General manager A.J. Preller acknowledged that the club is looking to add another shortstop, but the market there is very thin. Still, San Diego would at least like someone to compete with Sardinas for the job.
"There were some positives there," Preller said of Sardinas at the General Managers Meetings this week. "But I think that's still an area that we're looking at improving. ... Throughout the system, we have depth. We have guys that we think are going to be good. But in terms of in the short-term, in the next year or so, that's an area we're looking to address."
For the first time in four years, Sardinas is not playing winter ball in his native Venezuela -- a request made by the Padres. They'd like Sardinas to focus on strength and agility this offseason, while honing his footwork at shortstop.
"He's played three years of winter ball, and he's had a lot of baseball experience at that level internationally," Padres manager Andy Green said last month. "At this point in time, it's really about his body. It's about his movements, it's about his power, his physicality. That's the No. 1 thing for me. For him to be great, he's got to really attack that this offseason."

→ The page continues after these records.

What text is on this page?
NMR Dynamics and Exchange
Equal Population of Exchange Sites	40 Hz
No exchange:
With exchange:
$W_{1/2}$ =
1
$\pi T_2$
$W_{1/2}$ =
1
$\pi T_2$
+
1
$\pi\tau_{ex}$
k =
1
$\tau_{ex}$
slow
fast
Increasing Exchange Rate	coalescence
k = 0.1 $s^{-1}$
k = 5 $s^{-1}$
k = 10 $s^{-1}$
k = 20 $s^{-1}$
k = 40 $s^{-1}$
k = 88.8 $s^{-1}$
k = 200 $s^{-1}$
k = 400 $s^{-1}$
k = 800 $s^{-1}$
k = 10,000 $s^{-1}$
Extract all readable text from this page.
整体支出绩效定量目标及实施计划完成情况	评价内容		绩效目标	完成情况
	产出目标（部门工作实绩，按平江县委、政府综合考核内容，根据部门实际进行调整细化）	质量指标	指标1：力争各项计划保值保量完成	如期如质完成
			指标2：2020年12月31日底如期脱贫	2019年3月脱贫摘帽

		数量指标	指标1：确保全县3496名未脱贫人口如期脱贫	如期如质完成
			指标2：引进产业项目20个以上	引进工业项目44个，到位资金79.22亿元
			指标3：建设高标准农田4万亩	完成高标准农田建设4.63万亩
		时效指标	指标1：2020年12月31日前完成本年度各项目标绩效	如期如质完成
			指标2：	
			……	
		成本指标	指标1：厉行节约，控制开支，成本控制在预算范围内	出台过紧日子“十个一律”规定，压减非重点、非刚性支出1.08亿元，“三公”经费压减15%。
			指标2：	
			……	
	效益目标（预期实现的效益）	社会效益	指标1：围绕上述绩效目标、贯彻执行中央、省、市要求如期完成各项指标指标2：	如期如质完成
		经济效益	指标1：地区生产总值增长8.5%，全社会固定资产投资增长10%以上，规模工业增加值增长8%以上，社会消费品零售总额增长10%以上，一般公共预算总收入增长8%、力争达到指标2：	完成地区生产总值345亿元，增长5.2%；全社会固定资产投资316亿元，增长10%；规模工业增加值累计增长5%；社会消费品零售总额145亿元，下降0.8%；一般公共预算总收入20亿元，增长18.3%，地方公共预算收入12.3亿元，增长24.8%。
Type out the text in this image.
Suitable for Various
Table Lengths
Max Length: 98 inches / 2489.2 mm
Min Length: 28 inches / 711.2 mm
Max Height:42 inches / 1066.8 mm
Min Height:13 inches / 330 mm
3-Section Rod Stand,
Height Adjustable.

Sardinas plans to do exactly that. He has already played for four teams, struggling with Texas, Milwaukee and Seattle. After finally getting a chance to play every day in San Diego, he's not about to let it go to waste.
"I'm really grateful for the opportunity, first and foremost, to have that chance with this team," Sardinas said. "From there, it's about finding a way to play every day and making sure it's not just one year. It's for many years."